Results no report experiment. A: end point hand angles, implicit angles (estimated through subtraction of fixation angles from hand angles), and selected fixation angles, averaged across aimpoint fixators (Aim-Fix, n = 11), as well as end point hand angles averaged across target-only fixators (TO-Fix, n = 8) in experiment 2. Each data point represents the average of a set of eight trials, with error bars showing ± 1 SE across subjects. Purple bars at the top of each graph show the number of aimpoint fixators contributing to the average selected fixation angle. The gray background indicates when the 45° rotation was applied to the cursor feedback. Vertical dotted lines indicate the timing of 30 s breaks during the experiment. The row of dots at the bottom of each graph shows the result of unpaired t-tests between the aimpoint fixators and the target-only fixators.
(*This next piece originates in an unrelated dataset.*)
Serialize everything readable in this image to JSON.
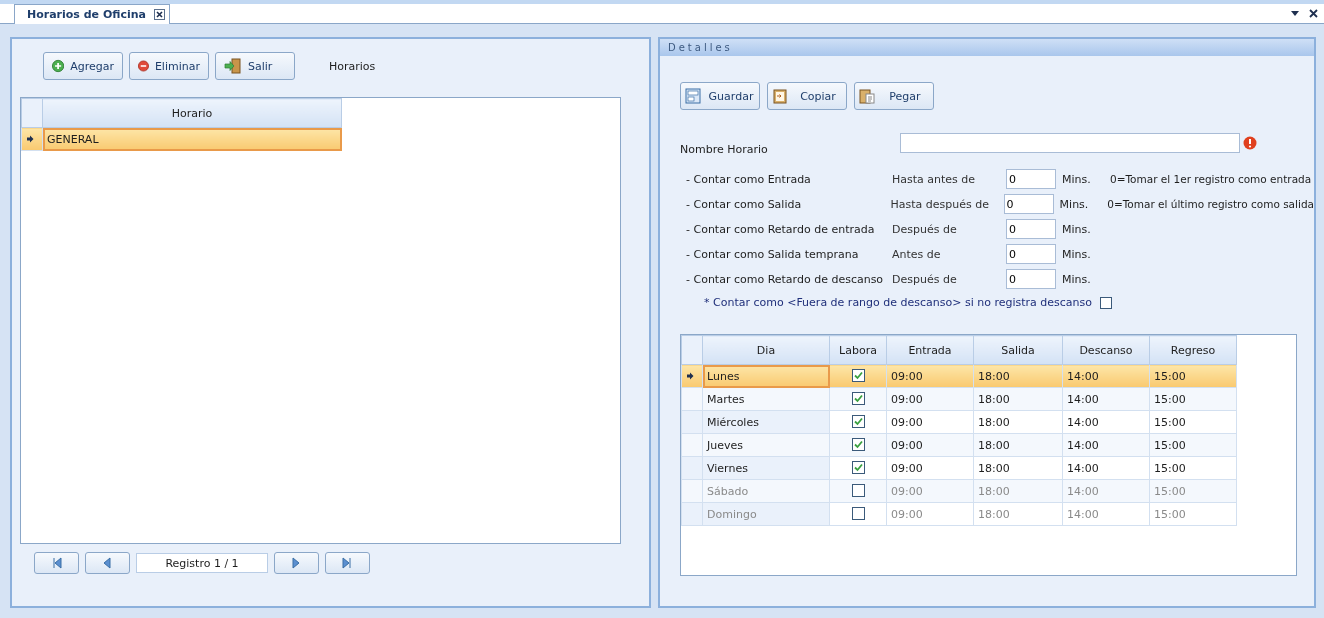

The rows of dots in between the top and bottom graphs show the results of uncorrected paired t-tests between each of the data points on days 1 and 2, with the color saturation indicating the significance level. B: relation between hand angle and selected fixation angle across aimpoint fixators during early adaptation (trial sets 2–10 of the rotation block). R and P values show Pearson’s correlation coefficient and its significance value, respectively.

Fig. 6.

Results no preview experiment. A and B: raw end point hand angles (blue), fixation angles during the hand reaction time interval (RT; purple), and hand reaction times (black) of 2 example participants in experiment 3. The gray background indicates when a 45° rotation was applied to the cursor feedback. Vertical dotted lines indicate the timing of 30 s breaks during the experiment. The darker purple dots show, for each trial, the selected fixation angle closest to the hand target. Rightmost column: the relation between selected fixation angles and hand reaction time. R and P values show Pearson’s correlation coefficient and its significance value, respectively. C: end point hand angles, implicit angles (estimated through subtraction of fixation angles from hand angles), and selected fixation angles, averaged across aimpoint fixators (Aim-Fix, n = 5), as well as end point hand angles averaged across target-only fixators (TO-Fix, n = 6) in experiment 3. Each data point represents the average of a set of 8 trials, with error bars showing ± 1 SE across subjects. Purple bars at the top of each graph show the number of aimpoint fixators contributing to the average selected fixation angle. The row of dots at the bottom of the graph shows the result of unpaired t-tests between the aimpoint fixators and the target-only fixators. Also shown in C, end point hand angles averaged across the subgroup of five aimpoint fixators and six target-only fixators. The participant shown in A was excluded from the group average because of the sudden change in hand angle. As in experiment 2, adaptation and washout were faster for the aimpoint fixators than for the target-only fixators.